PRACTICAL INFORMATION
The workshop is a hybrid event, both in-person and online. Workshop registration is via the main conference registration site, see https://lrec2026.info/
The workshop proceedings will be published in the ACL Anthology (https://aclanthology.org/).
SUBMISSION GUIDELINES
Please follow the style sheet and templates (for LaTeX, Overleaf and MS-Word) provided for the main conference at https://lrec2026.info/authors-kit/
Papers should be submitted as a PDF file using the START conference manager at https://softconf.com/lrec2026/BUCC2026/
Submissions must describe original and unpublished work and range from 4 to 8 pages plus unlimited references. Reviewing will be double blind, so the papers should not reveal the authors' identity. Accepted papers will be published in the workshop proceedings.
Double submission policy: Parallel submission to other meetings or publications is possible but must be notified to the workshop organizers by e-mail immediately upon submission to another venue.

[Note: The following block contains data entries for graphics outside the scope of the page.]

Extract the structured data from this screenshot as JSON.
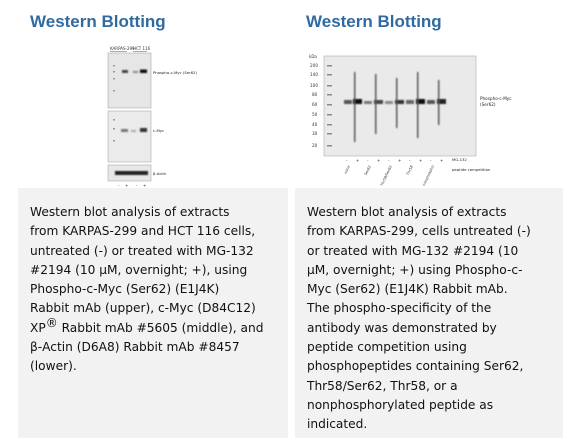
{
  "left": {
    "title": "Western Blotting",
    "blot": {
      "header_labels": [
        "KARPAS-299",
        "HCT 116"
      ],
      "lane_signs": [
        "-",
        "+",
        "-",
        "+"
      ],
      "labels": [
        "Phospho-c-Myc (Ser62)",
        "c-Myc",
        "β-Actin"
      ]
    },
    "caption_lines": [
      "Western blot analysis of extracts",
      "from KARPAS-299 and HCT 116 cells,",
      "untreated (-) or treated with MG-132",
      "#2194 (10 μM, overnight; +), using",
      "Phospho-c-Myc (Ser62) (E1J4K)",
      "Rabbit mAb (upper), c-Myc (D84C12)",
      "XP® Rabbit mAb #5605 (middle), and",
      "β-Actin (D6A8) Rabbit mAb #8457",
      "(lower)."
    ]
  },
  "right": {
    "title": "Western Blotting",
    "blot": {
      "unit_label": "kDa",
      "markers": [
        "200",
        "140",
        "100",
        "80",
        "60",
        "50",
        "40",
        "30",
        "20"
      ],
      "label_line1": "Phospho-c-Myc",
      "label_line2": "(Ser62)",
      "lane_signs": [
        "-",
        "+",
        "-",
        "+",
        "-",
        "+",
        "-",
        "+",
        "-",
        "+"
      ],
      "peptides": [
        "none",
        "Ser62",
        "Thr58/Ser62",
        "Thr58",
        "nonphospho"
      ],
      "row_labels": [
        "MG-132",
        "peptide competition"
      ]
    },
    "caption_lines": [
      "Western blot analysis of extracts",
      "from KARPAS-299, cells untreated (-)",
      "or treated with MG-132 #2194 (10",
      "μM, overnight; +) using Phospho-c-",
      "Myc (Ser62) (E1J4K) Rabbit mAb.",
      "The phospho-specificity of the",
      "antibody was demonstrated by",
      "peptide competition using",
      "phosphopeptides containing Ser62,",
      "Thr58/Ser62, Thr58, or a",
      "nonphosphorylated peptide as",
      "indicated."
    ]
  },
  "colors": {
    "title": "#2f6ba0",
    "caption_bg": "#f2f2f2"
  }
}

For further information and updates, please see the BUCC 2026 web page at https://comparable.lisn.upsaclay.fr/bucc2026/.
WORKSHOP ORGANIZERS
- Reinhard Rapp (University of Mainz, Germany) - Ayla Rigouts Terryn (Université de Montréal, Mila, Canada) - Serge Sharoff (University of Leeds, United Kingdom) - Pierre Zweigenbaum (Université Paris-Saclay, CNRS, France)
Contact: reinhardrapp (at) gmx (dot) de
PROGRAMME COMMITTEE
- Ebrahim Ansari (Institute for Advanced Studies in Basic Sciences, Iran) - Eleftherios Avramidis (DFKI, Germany) - Gabriel Bernier-Colborne (National Research Council, Canada) - Kenneth Church (VecML.com, USA) - Patrick Drouin (Université de Montréal, Canada) - Alex Fraser (Technical University of Munich, Germany) - Natalia Grabar (CNRS, University of Lille, France) - Amal Haddad Haddad (Universidad de Granada, Spain) - Kyo Kageura (University of Tokyo, Japan) - Natalie Kübler (Université Paris Cité, France) - Philippe Langlais (Université de Montréal, Canada) - Yves Lepage (Waseda University, Japan) - Shervin Malmasi (Amazon, USA) - Michael Mohler (Language Computer Corporation, USA) - Emmanuel Morin (Nantes Université, France) - Dragos Stefan Munteanu (RWS, USA) - Preslav Nakov (Mohamed bin Zayed University of AI, United Arab Emirates) - Ted Pedersen (University of Minnesota, Duluth, USA) - Reinhard Rapp (University of Mainz, Germany) - Ayla Rigouts Terryn (Université de Montréal & Mila, Canada) - Nasredine Semmar (CEA LIST, Paris, France) - Serge Sharoff (University of Leeds, UK) - Richard Sproat (Sakana.ai, Tokyo, Japan) - Marko Tadić (University of Zagreb, Croatia) - François Yvon (CNRS & Sorbonne Université, France) - Pierre Zweigenbaum (Université Paris-Saclay, CNRS, France)
INFORMATION ABOUT THE LRE 2026 MAP AND THE "SHARE YOUR LRs!" INITIATIVE
When submitting a paper from the START page, authors will be asked to provide essential information about resources (in a broad sense, i.e. also technologies, standards, evaluation kits, etc.) that have been used for the work described in the paper or are a new result of the research. Moreover, ELRA encourages all LREC authors to share the described LRs (data, tools, services, etc.) to enable their reuse and replicability of experiments (including evaluation ones).